RECRUTREMENT Groupe LEBEL

Je t'ai bloqué sur Facebook

12 déc. 2019 3 minutes 68 vues

Je t'ai bloqué sur Facebook
Hier, j’ai bloqué quelqu’un sur Facebook. Ce n’est pas la première fois que je me rends jusqu’à cet extrême. Il s’agit soit de fausses identités féminines derrière lesquelles se cachent de gros Ivoiriens poilus qui cherchent à arnaquer les hommes d’âge mûr esseulés. Un de mes grands amis belges depuis 1989 a dû déclarer faillite après avoir transféré plus de 20 000$ à une fausse beauté africaine. Un soir, je suis rentré chez moi à La Pocatière et j’ai un message de mon ami qui m’annonce son suicide. Un vent de panique m’envahit et sur le champ je téléphone au 911. Je suis écouté religieusement et peu après je reçois un appel de la police belge. J’explique le dossier et ils me disent qu’ils vont vérifier. Le téléphone sonne alors que je dors. C’est la police qui m’annonce que mon ami est toujours vivant et qu’il est à l’hôpital. J’avais lu le courriel 24 heures après, sa tentative de suicide qui était aussi liée à une série noire d’événements qui auraient abattu le plus solide d’entre nous. Heureusement, je suis allé le voir l’an dernier, il va mieux et il était à la veille d’être libéré se sa faillite. Tout ça pour dire qu’internet peut causer beaucoup de dommages. Des fois c’est très gros comme dans le cas de mon ami, mais des fois c’est plus subtil.

Quand Facebook fait mal

Chaque personne a sa sensibilité, ses zones de fragilité. Si vous avez subi du rejet dans votre jeunesse, il est probable que soyez sensibles à des manifestations de mise à l’écart ou d’abandon à votre égard. Si vous avez été victime de violence, vous serez sûrement mal à l’aise devant des comportements d’agressivité. Sur Facebook et autres plates-formes d’échange, il y a des gens qui croient au pouvoir de leurs écrits et qui n’ont aucune considération humaine envers les lecteurs de leurs propos.

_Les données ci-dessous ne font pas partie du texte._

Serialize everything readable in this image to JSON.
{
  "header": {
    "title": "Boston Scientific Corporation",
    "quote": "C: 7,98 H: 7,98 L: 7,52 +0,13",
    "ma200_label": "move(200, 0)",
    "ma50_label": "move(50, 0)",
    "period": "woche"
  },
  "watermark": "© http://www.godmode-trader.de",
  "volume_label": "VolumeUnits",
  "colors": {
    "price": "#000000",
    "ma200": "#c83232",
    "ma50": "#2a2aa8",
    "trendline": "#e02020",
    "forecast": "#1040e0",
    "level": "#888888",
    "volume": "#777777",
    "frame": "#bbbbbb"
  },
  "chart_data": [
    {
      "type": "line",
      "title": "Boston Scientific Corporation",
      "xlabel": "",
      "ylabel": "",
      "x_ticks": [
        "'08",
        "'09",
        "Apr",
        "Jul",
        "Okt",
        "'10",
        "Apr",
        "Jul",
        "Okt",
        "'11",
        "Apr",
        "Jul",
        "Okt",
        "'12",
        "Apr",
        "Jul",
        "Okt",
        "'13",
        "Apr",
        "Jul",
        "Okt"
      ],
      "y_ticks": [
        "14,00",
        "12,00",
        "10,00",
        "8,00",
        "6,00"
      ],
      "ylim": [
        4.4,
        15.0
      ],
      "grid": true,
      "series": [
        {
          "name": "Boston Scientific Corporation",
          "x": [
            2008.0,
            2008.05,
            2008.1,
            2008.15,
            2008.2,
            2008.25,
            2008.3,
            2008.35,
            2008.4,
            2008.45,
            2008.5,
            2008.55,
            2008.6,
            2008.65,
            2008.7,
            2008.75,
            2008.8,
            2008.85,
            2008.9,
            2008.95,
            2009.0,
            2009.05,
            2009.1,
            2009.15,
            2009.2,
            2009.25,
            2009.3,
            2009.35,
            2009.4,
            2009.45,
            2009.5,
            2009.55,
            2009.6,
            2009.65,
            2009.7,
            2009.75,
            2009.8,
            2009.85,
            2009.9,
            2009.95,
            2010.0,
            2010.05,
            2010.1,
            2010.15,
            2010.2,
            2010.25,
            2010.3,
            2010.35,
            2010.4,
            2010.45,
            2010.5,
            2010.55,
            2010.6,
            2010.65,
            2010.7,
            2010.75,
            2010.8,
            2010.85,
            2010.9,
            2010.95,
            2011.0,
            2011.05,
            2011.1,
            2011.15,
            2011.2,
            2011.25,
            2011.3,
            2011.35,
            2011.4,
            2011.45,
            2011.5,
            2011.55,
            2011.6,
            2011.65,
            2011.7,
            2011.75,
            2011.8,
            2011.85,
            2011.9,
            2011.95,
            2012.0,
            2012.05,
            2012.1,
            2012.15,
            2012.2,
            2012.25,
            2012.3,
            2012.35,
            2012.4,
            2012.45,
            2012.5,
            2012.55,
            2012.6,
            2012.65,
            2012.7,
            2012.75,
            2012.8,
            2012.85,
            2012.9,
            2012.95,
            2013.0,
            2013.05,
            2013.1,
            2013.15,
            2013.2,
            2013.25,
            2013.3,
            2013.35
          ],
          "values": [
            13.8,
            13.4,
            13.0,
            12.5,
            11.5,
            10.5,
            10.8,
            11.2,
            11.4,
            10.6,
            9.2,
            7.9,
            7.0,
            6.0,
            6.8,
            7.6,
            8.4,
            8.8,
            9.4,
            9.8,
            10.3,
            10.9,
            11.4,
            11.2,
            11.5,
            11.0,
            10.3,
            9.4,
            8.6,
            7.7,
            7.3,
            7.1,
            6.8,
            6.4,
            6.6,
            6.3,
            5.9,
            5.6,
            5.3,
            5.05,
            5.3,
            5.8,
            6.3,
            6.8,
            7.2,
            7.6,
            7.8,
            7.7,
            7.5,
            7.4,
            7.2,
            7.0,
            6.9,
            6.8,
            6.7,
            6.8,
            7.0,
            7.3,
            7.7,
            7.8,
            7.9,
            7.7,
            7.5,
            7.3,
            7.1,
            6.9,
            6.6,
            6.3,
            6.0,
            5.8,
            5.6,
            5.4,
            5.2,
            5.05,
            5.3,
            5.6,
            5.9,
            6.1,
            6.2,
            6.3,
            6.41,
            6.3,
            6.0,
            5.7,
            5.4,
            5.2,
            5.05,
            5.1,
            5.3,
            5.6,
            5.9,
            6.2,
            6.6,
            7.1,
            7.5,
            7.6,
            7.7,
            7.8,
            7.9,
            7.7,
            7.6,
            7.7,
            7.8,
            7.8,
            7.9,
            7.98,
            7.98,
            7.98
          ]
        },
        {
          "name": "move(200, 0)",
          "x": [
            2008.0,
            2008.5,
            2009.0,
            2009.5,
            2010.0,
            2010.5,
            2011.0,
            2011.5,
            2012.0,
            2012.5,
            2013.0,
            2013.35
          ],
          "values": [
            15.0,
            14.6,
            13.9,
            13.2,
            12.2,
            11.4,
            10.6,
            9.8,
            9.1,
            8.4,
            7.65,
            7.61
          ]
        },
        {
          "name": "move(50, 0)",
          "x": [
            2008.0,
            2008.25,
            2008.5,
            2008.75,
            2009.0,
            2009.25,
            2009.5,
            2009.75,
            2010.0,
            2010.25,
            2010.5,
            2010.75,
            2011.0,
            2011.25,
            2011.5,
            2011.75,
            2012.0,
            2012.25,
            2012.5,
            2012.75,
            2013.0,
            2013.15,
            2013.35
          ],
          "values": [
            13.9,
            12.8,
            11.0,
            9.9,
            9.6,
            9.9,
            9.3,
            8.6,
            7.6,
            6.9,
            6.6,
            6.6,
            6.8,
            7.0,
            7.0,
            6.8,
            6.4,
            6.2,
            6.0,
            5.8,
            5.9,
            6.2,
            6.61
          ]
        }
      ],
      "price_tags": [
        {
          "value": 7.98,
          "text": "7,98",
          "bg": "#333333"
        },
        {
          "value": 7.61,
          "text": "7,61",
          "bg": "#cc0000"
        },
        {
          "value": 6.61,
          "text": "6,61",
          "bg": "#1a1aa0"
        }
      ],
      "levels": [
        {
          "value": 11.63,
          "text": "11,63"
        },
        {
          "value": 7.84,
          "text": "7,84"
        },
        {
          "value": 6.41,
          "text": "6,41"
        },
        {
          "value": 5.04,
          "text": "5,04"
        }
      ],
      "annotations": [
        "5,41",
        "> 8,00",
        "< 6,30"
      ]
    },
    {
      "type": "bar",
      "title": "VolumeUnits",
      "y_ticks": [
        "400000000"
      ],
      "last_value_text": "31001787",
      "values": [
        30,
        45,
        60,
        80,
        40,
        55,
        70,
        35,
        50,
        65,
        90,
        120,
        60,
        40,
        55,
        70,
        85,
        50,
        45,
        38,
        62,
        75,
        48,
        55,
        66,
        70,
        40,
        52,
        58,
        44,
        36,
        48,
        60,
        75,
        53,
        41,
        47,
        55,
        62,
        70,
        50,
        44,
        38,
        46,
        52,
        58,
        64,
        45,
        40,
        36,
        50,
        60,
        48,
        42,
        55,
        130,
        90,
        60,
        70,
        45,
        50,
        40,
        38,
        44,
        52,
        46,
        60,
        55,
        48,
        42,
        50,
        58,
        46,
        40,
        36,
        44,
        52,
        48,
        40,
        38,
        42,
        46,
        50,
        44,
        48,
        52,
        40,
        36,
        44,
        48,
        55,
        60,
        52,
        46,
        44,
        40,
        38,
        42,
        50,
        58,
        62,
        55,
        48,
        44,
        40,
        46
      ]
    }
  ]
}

Le ton monte assez souvent plus que si les personnes étaient en présence. L’échange numérique désensibilise certains êtres humains. Probablement que les plus désensibilisés ont cette tendance dans la vie courante. Ils peuvent s’en donner à cœur joie derrière leur écran. J’avoue avoir parfois fait preuve quelquefois moi aussi d’une certaine insensibilité, tout à fait conscient que les mots peuvent faire mal. Rendu là, la plupart du temps, ce comportement est réciproque et ça se termine en un blocage du correspondant. Depuis quinze ans que je suis sur Facebook, j’ai bloqué pour des raisons de désaccord profond moins de dix personnes. Avec les autres, on finit toujours par se raccommoder ou notre amitié est assez forte pour survivre à une bonne empoignade.

Mais il y a des gens qui ne rendent même pas compte du mal qu’ils font ou qui s’en réjouissent carrément. Ceux-là ne méritent pas de figurer dans une liste d’amis, car ce ne sont justement pas des amis et on s’en porte bien mieux lorsqu’on n’a pas à lire leurs écrits qui sont carrément contraires à nos valeurs ou qui sont simplement insignifiants. Depuis il y a une personne insignifiante de moins dans ma liste, ça va ménager mon cœur et me prémunir de faire un AVC.